We’d like to see as much open as possible before then — as would most New Yorkers. But setting a serious target lets 8 million city-dwellers stuck too long in mostly tiny apartments look forward to a sweet season in the sun.
“This is going to be the summer of New York City,” Hizzoner enthused. “I think people are going to flock to New York City because they want to live again.”
He announced the date on “Morning Joe,” then hedged a bit at his later press conference, calling it a “goal.” But he’s taken a big step forward himself by ordering 80,000 municipal workers to return to their offices May 3. That, along with his July target, should get companies thinking about doing the same.
Bringing office workers back is crucial to recovery; much retail and many restaurants depend on that weekday traffic. And the more people around, the safer everyone feels. Bustling subways don’t seem as dangerous as nearly empty trains.
And all that life and security should help tempt the tourists back, too.
The city lost a record 631,000 jobs last year, with a full two-thirds of the entertainment and leisure sector put out of work. It needs them back, ASAP.
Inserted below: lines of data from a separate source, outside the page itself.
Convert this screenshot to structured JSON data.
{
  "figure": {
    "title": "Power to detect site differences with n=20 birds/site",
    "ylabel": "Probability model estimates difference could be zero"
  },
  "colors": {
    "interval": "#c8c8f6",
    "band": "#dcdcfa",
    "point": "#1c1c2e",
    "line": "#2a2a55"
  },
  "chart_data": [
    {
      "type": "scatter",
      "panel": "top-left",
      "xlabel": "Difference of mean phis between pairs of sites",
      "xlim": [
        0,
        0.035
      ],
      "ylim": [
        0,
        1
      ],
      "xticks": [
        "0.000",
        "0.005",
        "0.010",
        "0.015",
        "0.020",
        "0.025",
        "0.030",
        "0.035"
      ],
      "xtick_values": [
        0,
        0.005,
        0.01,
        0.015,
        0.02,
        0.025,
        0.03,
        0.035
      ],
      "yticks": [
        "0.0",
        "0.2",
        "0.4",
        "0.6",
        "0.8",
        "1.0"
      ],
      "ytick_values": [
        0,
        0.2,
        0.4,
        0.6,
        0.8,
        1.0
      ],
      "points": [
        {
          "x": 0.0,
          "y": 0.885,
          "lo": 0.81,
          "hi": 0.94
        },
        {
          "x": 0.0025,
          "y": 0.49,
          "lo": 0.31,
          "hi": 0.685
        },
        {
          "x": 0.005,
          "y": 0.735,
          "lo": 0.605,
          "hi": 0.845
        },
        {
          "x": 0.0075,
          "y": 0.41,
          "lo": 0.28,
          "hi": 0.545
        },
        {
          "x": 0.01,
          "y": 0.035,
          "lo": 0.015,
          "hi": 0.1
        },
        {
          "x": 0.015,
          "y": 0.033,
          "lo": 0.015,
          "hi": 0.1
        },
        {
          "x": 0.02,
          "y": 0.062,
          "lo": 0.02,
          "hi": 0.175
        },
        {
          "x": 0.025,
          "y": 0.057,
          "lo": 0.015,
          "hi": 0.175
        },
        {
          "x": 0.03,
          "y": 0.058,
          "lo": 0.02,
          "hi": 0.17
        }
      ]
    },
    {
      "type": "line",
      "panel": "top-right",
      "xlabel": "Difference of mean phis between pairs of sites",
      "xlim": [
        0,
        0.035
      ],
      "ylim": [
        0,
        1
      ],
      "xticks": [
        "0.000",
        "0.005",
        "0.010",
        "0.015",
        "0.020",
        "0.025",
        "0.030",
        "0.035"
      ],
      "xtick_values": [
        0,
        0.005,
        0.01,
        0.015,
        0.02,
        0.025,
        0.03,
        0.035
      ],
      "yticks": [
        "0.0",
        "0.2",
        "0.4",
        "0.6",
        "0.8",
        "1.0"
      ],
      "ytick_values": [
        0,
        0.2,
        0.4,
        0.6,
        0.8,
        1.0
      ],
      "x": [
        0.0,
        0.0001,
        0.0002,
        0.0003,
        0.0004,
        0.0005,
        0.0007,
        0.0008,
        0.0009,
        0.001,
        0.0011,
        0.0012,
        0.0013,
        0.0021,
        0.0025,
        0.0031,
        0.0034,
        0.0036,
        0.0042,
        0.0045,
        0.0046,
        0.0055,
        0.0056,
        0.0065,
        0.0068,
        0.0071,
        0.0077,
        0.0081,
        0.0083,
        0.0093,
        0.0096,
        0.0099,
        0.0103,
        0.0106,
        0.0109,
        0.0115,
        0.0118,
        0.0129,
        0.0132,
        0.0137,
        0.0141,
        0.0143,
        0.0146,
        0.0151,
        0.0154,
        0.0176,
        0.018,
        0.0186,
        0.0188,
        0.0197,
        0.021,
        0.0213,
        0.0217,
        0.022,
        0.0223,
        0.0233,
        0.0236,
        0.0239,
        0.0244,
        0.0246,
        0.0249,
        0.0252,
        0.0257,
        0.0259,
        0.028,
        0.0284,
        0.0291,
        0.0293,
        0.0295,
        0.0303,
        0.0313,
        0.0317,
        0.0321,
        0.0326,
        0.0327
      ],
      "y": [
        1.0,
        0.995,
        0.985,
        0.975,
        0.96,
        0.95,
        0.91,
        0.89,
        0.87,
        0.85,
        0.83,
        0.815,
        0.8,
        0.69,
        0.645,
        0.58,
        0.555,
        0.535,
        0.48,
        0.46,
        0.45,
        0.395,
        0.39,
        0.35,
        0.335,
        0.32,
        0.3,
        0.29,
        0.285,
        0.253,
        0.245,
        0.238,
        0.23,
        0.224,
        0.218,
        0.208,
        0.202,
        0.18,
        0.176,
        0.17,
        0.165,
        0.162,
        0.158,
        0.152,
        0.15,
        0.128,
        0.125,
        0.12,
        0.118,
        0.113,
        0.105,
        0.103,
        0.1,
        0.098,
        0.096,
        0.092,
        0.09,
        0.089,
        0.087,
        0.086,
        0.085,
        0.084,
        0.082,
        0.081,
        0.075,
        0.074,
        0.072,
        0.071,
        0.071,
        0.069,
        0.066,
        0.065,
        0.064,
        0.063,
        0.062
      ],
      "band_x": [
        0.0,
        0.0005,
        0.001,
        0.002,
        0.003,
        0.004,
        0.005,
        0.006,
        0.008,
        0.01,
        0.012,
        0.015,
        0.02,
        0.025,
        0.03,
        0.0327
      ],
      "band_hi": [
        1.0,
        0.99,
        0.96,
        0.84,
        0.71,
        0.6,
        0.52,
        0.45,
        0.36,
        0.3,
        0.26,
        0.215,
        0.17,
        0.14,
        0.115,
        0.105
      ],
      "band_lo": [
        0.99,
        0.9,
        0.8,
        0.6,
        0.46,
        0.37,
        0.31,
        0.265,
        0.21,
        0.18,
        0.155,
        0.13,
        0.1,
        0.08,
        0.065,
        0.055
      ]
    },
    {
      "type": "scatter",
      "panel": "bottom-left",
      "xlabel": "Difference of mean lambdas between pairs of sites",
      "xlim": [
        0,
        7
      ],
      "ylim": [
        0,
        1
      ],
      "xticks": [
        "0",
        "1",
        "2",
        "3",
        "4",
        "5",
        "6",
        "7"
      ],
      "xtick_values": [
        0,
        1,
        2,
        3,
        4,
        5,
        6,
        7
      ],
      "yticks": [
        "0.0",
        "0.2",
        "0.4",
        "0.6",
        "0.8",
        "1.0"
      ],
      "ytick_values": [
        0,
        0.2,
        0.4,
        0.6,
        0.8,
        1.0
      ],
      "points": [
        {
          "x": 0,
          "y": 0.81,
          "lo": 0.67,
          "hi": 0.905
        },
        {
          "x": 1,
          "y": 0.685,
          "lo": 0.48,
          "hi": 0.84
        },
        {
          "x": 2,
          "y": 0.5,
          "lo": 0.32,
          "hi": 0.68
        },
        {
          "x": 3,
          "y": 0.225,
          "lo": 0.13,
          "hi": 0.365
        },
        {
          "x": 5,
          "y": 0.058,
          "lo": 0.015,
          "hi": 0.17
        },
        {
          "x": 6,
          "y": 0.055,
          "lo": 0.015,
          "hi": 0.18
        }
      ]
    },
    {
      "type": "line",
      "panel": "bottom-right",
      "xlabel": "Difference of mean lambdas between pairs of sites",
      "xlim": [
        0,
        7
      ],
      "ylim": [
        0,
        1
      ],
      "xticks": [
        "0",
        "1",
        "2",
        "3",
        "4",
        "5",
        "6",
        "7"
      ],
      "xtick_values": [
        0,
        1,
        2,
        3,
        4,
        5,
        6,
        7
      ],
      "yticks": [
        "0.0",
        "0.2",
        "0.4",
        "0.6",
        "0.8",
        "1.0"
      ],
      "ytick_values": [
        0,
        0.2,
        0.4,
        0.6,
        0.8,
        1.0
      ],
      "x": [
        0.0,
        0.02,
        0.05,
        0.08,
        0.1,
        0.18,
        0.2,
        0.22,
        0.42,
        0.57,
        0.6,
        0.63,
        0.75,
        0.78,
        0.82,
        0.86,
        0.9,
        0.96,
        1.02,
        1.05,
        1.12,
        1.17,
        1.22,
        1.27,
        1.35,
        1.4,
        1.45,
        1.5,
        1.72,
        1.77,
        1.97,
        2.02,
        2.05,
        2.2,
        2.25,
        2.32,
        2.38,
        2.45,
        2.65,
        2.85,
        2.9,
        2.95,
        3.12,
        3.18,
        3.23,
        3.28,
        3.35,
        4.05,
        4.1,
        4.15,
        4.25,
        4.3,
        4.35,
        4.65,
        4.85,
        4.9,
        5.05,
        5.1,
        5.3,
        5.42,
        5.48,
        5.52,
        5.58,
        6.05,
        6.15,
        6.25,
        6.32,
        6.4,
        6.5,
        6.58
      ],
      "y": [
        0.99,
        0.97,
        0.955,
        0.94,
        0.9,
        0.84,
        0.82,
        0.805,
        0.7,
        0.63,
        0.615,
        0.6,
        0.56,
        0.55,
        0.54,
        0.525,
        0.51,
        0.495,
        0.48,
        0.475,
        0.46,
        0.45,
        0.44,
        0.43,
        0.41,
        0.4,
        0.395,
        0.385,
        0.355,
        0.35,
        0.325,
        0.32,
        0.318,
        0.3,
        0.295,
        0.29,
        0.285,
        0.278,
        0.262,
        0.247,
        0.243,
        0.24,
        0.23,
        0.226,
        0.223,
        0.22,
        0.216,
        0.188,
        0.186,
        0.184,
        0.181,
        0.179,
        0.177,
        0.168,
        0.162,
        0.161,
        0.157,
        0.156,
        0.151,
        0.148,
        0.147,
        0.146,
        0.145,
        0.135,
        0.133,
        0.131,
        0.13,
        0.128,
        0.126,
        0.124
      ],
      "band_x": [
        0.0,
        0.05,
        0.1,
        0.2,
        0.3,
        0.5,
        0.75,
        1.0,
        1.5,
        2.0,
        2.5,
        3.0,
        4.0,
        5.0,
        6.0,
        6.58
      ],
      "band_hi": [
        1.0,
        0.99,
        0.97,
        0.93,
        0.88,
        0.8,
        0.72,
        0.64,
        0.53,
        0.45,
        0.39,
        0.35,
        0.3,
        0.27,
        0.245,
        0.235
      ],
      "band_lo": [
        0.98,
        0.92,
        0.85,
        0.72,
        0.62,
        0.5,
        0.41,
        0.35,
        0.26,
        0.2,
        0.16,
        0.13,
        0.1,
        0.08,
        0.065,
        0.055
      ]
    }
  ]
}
Too many businesses are still struggling to survive as capacity limits keep out customers; shows and other venues can’t afford to restart with just 33 percent seating. Curfews cramp the Big Apple’s legendary nightlife.
“Thank” Gov. Andrew Cuomo for those restrictions, but the mayor is right to pressure the gov to lift them — especially since the arbitrary limits are harsher on the city than on the rest of the state. Indeed, Cuomo (despite his whining) admitted of reopening, “I think we can do it before” July 1.
We can do it. COVID cases, hospitalizations and deaths keep falling, and (per the mayor) 36 percent of city adults are fully vaccinated, with 95 percent showing for their second shots, beating the national average. If you haven’t already, do your part by getting jabbed.
Danny Meyer, the fabled restaurateur de Blasio just named to head the New York City Economic Development Corp. board, said it best at the Thursday presser. “New York is a city that thrives when people are together. This is a city that is built on people wanting to live closely together, to work closely together, to be live audiences, to be performers.”
We look forward to welcoming that New York back.